AstrobioMike / GToTree

A user-friendly workflow for phylogenomics
GNU General Public License v3.0
201 stars 25 forks source link

bacterial marker set #35

Closed sarah872 closed 3 years ago

sarah872 commented 3 years ago

Hi! I was trying to re-do the Bacteria.hmm (there are over 24,000 genomes!) but I couldn't find the bit-simplify-fasta-headers that is needed in unzip_rename_cat_genes.sh in your bioinf_tools. Could you help?

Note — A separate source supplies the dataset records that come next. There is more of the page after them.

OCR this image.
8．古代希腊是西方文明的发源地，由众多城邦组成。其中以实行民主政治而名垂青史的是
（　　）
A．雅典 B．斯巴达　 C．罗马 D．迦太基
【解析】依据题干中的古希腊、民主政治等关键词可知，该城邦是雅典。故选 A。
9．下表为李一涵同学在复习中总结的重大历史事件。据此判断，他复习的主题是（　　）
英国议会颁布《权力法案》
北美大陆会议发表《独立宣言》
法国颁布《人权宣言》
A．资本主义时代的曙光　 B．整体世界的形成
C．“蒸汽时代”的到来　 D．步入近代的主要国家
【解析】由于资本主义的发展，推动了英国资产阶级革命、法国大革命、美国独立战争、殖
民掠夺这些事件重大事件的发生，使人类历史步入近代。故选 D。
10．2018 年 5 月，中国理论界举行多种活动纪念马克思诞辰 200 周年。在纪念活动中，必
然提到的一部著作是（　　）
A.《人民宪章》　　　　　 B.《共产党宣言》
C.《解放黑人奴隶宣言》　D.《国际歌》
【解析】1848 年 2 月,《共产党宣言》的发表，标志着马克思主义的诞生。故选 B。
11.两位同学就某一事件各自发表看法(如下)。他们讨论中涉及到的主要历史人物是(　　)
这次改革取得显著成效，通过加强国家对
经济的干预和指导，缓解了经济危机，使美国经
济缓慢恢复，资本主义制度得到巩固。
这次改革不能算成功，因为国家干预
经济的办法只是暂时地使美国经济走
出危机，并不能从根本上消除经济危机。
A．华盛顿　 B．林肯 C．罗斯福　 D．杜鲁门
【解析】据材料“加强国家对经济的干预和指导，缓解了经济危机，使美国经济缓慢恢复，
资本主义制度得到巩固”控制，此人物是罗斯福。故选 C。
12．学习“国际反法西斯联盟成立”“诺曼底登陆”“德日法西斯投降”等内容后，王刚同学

AstrobioMike commented 3 years ago

Hey there, Sarah :)

Thanks for posting about this! I had changed the name of the bit script at some point to be more clear, and didn't realize it didn't match up here now. Things are updated appropriately on the SCG code page now.

Also, I have (semi-secretly) introduced a program into GToTree that automates this process, but it is kind of still in beta mode as I haven't been able to test it out that much yet – which is why I haven't put up an example/documented it yet. But if you wanted to try that, it's gtt-gen-SCG-HMMs. It uses the same conceptual steps as laid out on the SCG set wiki page (meaning scanning only for PFams with > 50% coverage of the underlying proteins, and retaining those with exactly 1 hit in the specified percentage of input genomes, default 90%). In case you want to try that :)

Thanks again!

sarah872 commented 3 years ago

I'm shook! gtt-gen-SCG-HMMs is exactly what I was looking for! This will be so useful for so many users!

In case anyone needs it too, here's my code. These two lines took me a a little less than 1 hour on 8 CPUs!

esearch -query '"txid135619"[Organism:exp]  "Complete genome"[filter] AND latest[filter] NOT anomalous[filter] AND "has annotation"[Properties]' -db assembly | esummary | xtract -pattern DocumentSummary -def "NA" -element AssemblyAccession >genomes.txt
gtt-gen-SCG-HMMs -a genomes.txt -n 8 -o outdir

Thank you, Mike!

AstrobioMike commented 3 years ago

Awesome! Thanks for adding what you did and noting the runtime and cpus :) Out of curiosity, how many SCGs did it end up capturing?

sarah872 commented 3 years ago

The txid135619 (Oceanospirillales) were 126 genomes (minus 5 which were not found), it ran on 8 CPUs for 47 minutes and found 56 SCGs.